According to #3 I have to customized my User model. Neither single one of the works. I had tried both too.

Case 1: only COGNITO_USER_MODEL

COGNITO_USER_MODEL = "cognitos.User"

Result:

SystemCheckError: System check identified some issues:

ERRORS:
auth.User.groups: (fields.E304) Reverse accessor for 'User.groups' clashes with reverse accessor for 'User.groups'.
	HINT: Add or change a related_name argument to the definition for 'User.groups' or 'User.groups'.
auth.User.user_permissions: (fields.E304) Reverse accessor for 'User.user_permissions' clashes with reverse accessor for 'User.user_permissions'.
	HINT: Add or change a related_name argument to the definition for 'User.user_permissions' or 'User.user_permissions'.
cognitos.User.groups: (fields.E304) Reverse accessor for 'User.groups' clashes with reverse accessor for 'User.groups'.
	HINT: Add or change a related_name argument to the definition for 'User.groups' or 'User.groups'.
cognitos.User.is_superuser: (models.E006) The field 'is_superuser' clashes with the field 'is_superuser' from model 'cognitos.user'.
cognitos.User.user_permissions: (fields.E304) Reverse accessor for 'User.user_permissions' clashes with reverse accessor for 'User.user_permissions'.
	HINT: Add or change a related_name argument to the definition for 'User.user_permissions' or 'User.user_permissions'.
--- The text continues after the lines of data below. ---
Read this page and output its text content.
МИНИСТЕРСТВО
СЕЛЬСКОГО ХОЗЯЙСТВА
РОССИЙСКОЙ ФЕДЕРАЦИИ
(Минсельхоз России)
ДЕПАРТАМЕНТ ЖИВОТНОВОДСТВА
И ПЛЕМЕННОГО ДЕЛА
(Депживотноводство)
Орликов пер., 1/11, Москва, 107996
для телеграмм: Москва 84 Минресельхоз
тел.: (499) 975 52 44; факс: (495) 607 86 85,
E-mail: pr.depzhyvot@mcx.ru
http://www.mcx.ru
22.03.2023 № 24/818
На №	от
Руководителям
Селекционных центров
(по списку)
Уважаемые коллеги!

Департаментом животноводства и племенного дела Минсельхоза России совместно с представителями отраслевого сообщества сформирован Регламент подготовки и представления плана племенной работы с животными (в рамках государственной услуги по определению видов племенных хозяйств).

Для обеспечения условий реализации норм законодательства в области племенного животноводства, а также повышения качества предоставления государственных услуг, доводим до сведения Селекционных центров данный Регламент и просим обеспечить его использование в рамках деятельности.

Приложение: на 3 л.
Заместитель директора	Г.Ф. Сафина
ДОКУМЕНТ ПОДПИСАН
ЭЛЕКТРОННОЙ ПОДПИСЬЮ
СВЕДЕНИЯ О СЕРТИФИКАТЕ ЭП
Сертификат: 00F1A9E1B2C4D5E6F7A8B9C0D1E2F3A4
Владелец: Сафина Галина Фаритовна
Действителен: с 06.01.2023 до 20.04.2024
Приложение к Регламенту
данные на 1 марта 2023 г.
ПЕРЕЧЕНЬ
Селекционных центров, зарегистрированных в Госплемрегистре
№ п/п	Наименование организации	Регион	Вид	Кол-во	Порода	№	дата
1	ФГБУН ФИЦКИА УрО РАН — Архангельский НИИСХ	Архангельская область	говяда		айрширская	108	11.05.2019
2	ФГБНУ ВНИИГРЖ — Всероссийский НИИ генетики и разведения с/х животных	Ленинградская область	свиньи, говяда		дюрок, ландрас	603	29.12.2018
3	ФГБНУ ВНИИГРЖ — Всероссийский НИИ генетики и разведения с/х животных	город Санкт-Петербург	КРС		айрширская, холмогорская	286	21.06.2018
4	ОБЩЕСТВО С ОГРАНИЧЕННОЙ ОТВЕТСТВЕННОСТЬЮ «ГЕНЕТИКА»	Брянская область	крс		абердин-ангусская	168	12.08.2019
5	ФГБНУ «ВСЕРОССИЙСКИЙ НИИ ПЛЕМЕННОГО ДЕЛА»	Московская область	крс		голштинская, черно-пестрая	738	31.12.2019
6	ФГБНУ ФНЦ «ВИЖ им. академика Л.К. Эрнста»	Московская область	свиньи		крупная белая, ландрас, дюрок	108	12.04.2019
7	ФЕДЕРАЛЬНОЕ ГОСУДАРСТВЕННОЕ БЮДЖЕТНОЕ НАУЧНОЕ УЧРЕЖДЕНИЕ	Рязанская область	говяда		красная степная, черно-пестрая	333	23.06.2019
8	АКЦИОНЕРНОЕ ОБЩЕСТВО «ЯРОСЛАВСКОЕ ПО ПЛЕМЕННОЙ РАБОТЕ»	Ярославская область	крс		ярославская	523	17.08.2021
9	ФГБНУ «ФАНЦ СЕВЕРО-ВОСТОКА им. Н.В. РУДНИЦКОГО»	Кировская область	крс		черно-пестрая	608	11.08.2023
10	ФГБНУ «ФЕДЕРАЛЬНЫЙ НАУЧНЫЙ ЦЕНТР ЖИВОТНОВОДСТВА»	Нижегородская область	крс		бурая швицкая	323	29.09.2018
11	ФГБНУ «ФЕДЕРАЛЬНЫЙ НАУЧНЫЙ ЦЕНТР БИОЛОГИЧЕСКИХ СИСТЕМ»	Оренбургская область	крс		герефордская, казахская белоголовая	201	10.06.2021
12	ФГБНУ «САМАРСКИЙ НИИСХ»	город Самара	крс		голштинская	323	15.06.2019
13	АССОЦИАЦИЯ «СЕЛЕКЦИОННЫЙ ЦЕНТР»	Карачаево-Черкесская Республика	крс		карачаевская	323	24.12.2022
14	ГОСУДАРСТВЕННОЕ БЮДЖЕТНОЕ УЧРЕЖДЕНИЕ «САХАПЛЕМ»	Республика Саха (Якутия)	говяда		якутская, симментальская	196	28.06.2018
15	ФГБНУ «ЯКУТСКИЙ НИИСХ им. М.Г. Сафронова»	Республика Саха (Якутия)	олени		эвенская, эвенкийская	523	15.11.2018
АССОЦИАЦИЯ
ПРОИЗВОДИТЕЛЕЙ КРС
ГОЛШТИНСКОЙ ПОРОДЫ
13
Case 2: Only AUTH_USER_MODEL

AUTH_USER_MODEL = "cognitos.User"

Result:

SystemCheckError: System check identified some issues:

ERRORS:
cognitos.User.is_superuser: (models.E006) The field 'is_superuser' clashes with the field 'is_superuser' from model 'cognitos.user'.

Case3: Both COGNITO_USER_MODEL and AUTH_USER_MODEL

COGNITO_USER_MODEL = "cognitos.User"
AUTH_USER_MODEL = "cognitos.User"

SystemCheckError: System check identified some issues:

ERRORS:
cognitos.User.is_superuser: (models.E006) The field 'is_superuser' clashes with the field 'is_superuser' from model 'cognitos.user'.

What is the correct approach using this library?